O ministro André Mendonça, do Supremo Tribunal Federal (STF), foi sorteado nesta terça-feira (17) para relatar o pedido de prorrogação dos trabalhos da Comissão Parlamentar Mista de Inquérito (CPMI) do INSS. A decisão ocorre após o presidente da comissão, senador Carlos Viana (Podemos-MG), protocolar um mandado de segurança no STF na sexta-feira (13), buscando obrigar o presidente do Senado, Davi Alcolumbre (União-AP), a ler o requerimento de prorrogação. Os trabalhos da CPMI estão previstos para acabar no dia 28 deste mês, e a movimentação judicial reflete a tensão política em torno do caso.

Segundo o senador Carlos Viana, há omissão de Alcolumbre e da Mesa Diretora ao não receberem o requerimento de prorrogação.

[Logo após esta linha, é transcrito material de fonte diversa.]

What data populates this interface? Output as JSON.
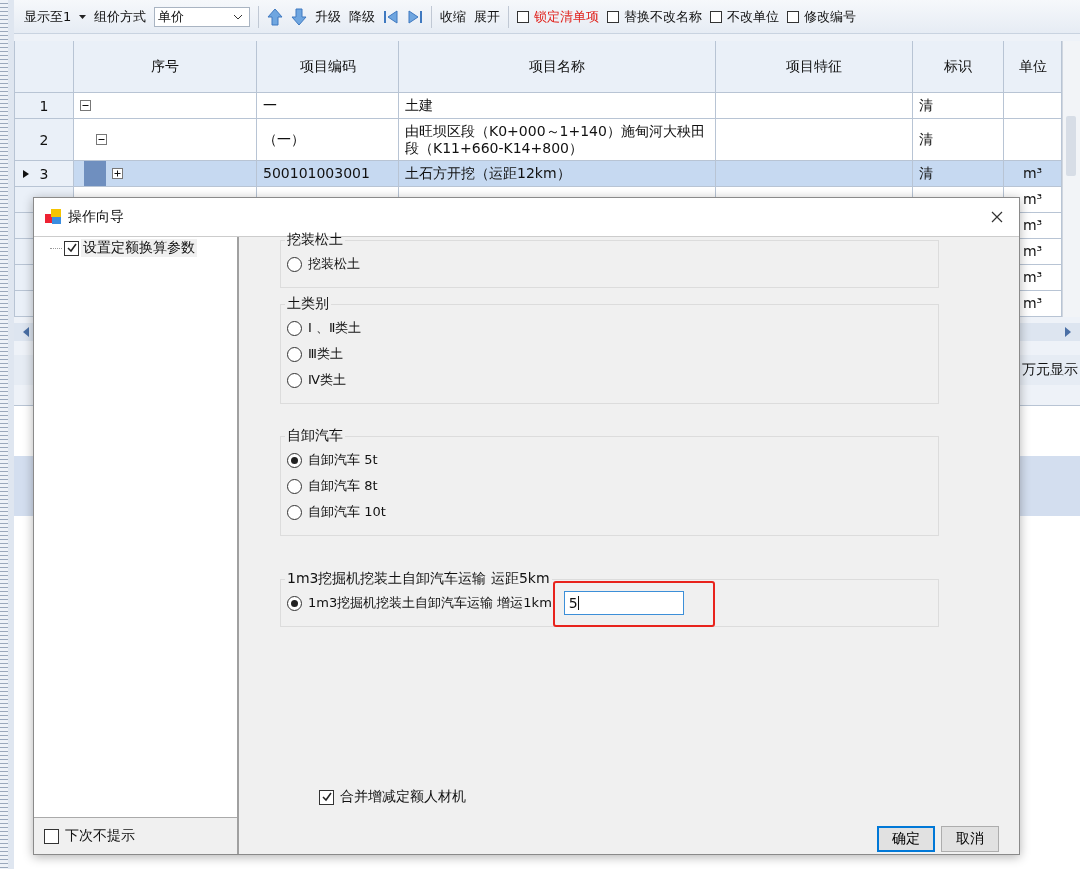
{
  "toolbar": {
    "level_label": "显示至1",
    "pricing_label": "组价方式",
    "pricing_value": "单价",
    "actions": [
      "升级",
      "降级"
    ],
    "fold_actions": [
      "收缩",
      "展开"
    ],
    "options": [
      {
        "label": "锁定清单项",
        "checked": false,
        "warning": true
      },
      {
        "label": "替换不改名称",
        "checked": false,
        "warning": false
      },
      {
        "label": "不改单位",
        "checked": false,
        "warning": false
      },
      {
        "label": "修改编号",
        "checked": false,
        "warning": false
      }
    ]
  },
  "table": {
    "columns": [
      "序号",
      "项目编码",
      "项目名称",
      "项目特征",
      "标识",
      "单位"
    ],
    "rows": [
      {
        "index": "1",
        "code": "一",
        "name": "土建",
        "flag": "清",
        "expanded": true,
        "selected": false,
        "children": [
          {
            "index": "2",
            "code": "（一）",
            "name": "由旺坝区段（K0+000～1+140）施甸河大秧田段（K11+660-K14+800）",
            "flag": "清",
            "expanded": true,
            "selected": false,
            "children": [
              {
                "index": "3",
                "code": "500101003001",
                "name": "土石方开挖（运距12km）",
                "flag": "清",
                "unit": "m³",
                "expanded": false,
                "selected": true
              },
              {
                "unit": "m³",
                "selected": false
              },
              {
                "unit": "m³",
                "selected": false
              },
              {
                "unit": "m³",
                "selected": false
              },
              {
                "unit": "m³",
                "selected": false
              },
              {
                "unit": "m³",
                "selected": false
              }
            ]
          }
        ]
      }
    ]
  },
  "status": {
    "unit_toggle": "万元显示"
  },
  "dialog": {
    "title": "操作向导",
    "tree": [
      {
        "label": "设置定额换算参数",
        "checked": true
      }
    ],
    "dont_show_again": {
      "label": "下次不提示",
      "checked": false
    },
    "groups": [
      {
        "title": "挖装松土",
        "options": [
          {
            "label": "挖装松土",
            "selected": false
          }
        ]
      },
      {
        "title": "土类别",
        "options": [
          {
            "label": "Ⅰ 、Ⅱ类土",
            "selected": false
          },
          {
            "label": "Ⅲ类土",
            "selected": false
          },
          {
            "label": "Ⅳ类土",
            "selected": false
          }
        ]
      },
      {
        "title": "自卸汽车",
        "options": [
          {
            "label": "自卸汽车 5t",
            "selected": true
          },
          {
            "label": "自卸汽车 8t",
            "selected": false
          },
          {
            "label": "自卸汽车 10t",
            "selected": false
          }
        ]
      },
      {
        "title": "1m3挖掘机挖装土自卸汽车运输 运距5km",
        "options": [
          {
            "label": "1m3挖掘机挖装土自卸汽车运输 增运1km",
            "selected": true,
            "value": "5",
            "highlighted": true
          }
        ]
      }
    ],
    "merge": {
      "label": "合并增减定额人材机",
      "checked": true
    },
    "buttons": [
      {
        "label": "确定",
        "default": true
      },
      {
        "label": "取消",
        "default": false
      }
    ]
  }
}
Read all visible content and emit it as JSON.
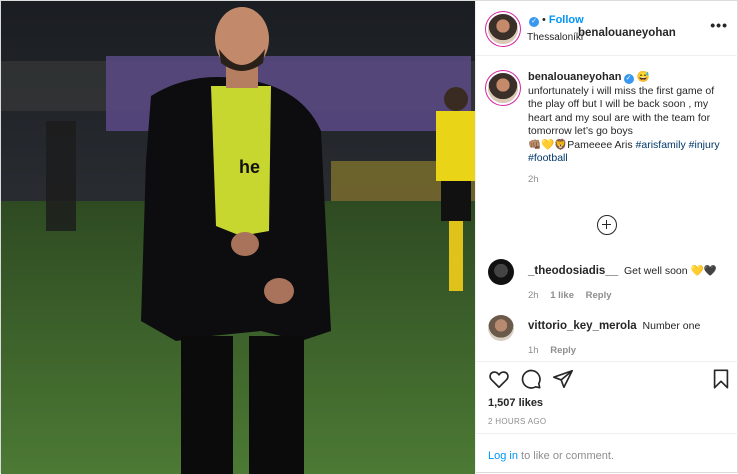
{
  "header": {
    "username": "benalouaneyohan",
    "separator": "•",
    "follow_label": "Follow",
    "location": "Thessaloníki",
    "more_label": "•••"
  },
  "caption": {
    "username": "benalouaneyohan",
    "emoji_after_name": "😅",
    "text": "unfortunately i will miss the first game of the play off but I will be back soon , my heart and my soul are with the team for tomorrow let’s go boys",
    "emojis": "👊🏽💛🦁",
    "tail": "Pameeee Aris",
    "hashtags": [
      "#arisfamily",
      "#injury",
      "#football"
    ],
    "time": "2h"
  },
  "comments": [
    {
      "username": "_theodosiadis__",
      "text": "Get well soon",
      "hearts": [
        "💛",
        "🖤"
      ],
      "time": "2h",
      "likes": "1 like",
      "reply": "Reply"
    },
    {
      "username": "vittorio_key_merola",
      "text": "Number one",
      "time": "1h",
      "reply": "Reply"
    }
  ],
  "actions": {
    "icons": [
      "heart-icon",
      "comment-icon",
      "share-icon",
      "bookmark-icon"
    ],
    "likes": "1,507 likes",
    "posted": "2 HOURS AGO"
  },
  "login": {
    "link": "Log in",
    "rest": "to like or comment."
  },
  "colors": {
    "accent": "#0095f6",
    "verified": "#3897f0",
    "hashtag": "#00376b",
    "muted": "#8e8e8e",
    "pitch": "#3f6a2a"
  }
}
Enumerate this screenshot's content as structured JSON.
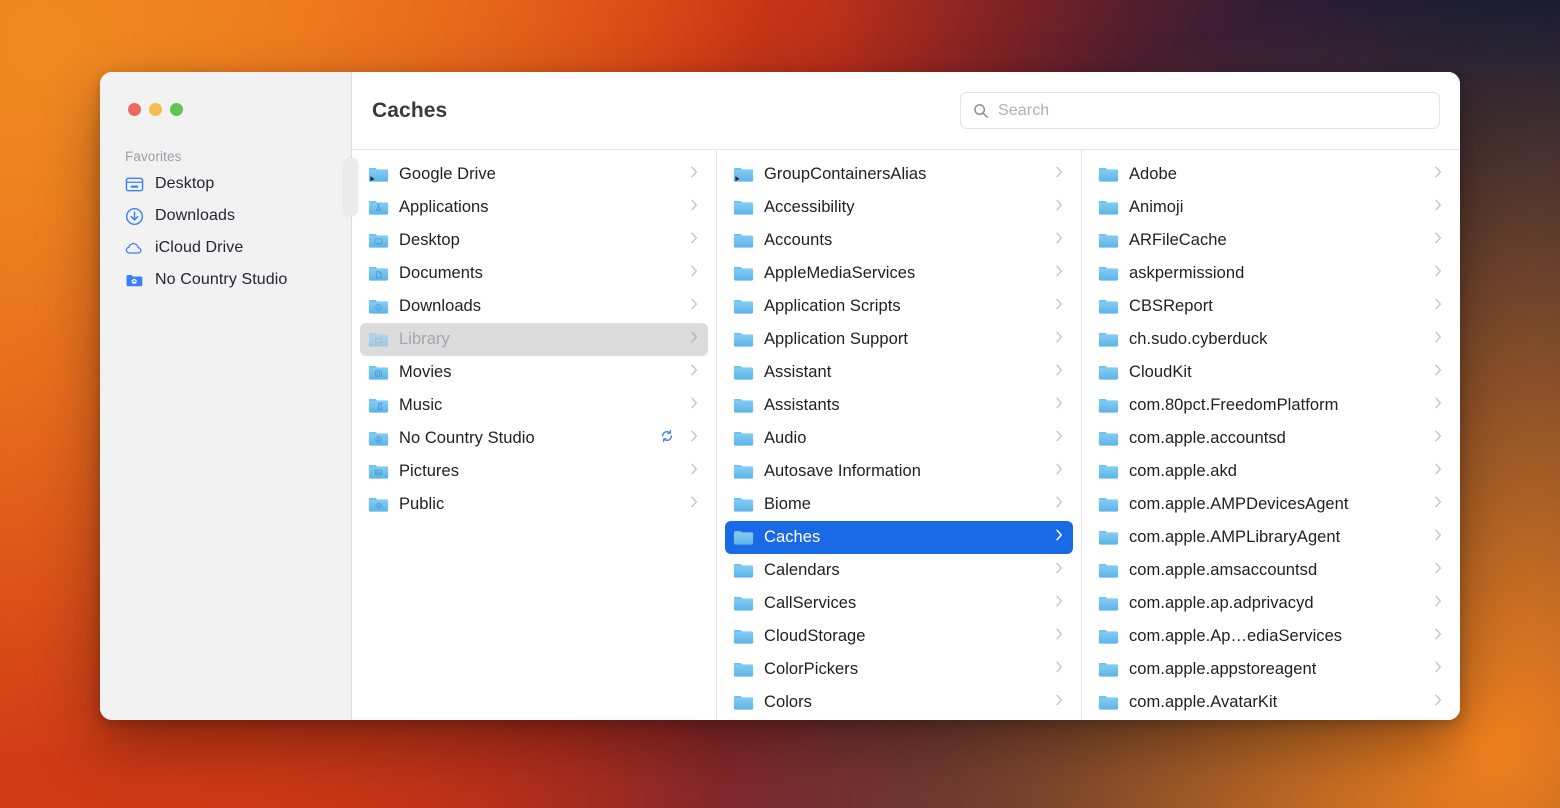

Em seu argumento, a CPMI afirma: "A Mesa Diretora e o presidente do Congresso Nacional, Davi Alcolumbre, não querem adotar as providências necessárias para a prorrogação da CPMI do INSS, desde a não determinação de recebimento do requerimento até a não promoção da leitura do referido pedido de extensão de prazo na sessão do Senado Federal ou do Congresso Nacional". Essa postura, segundo a comissão, impede a continuidade das investigações sobre irregularidades no Instituto Nacional do Seguro Social (INSS).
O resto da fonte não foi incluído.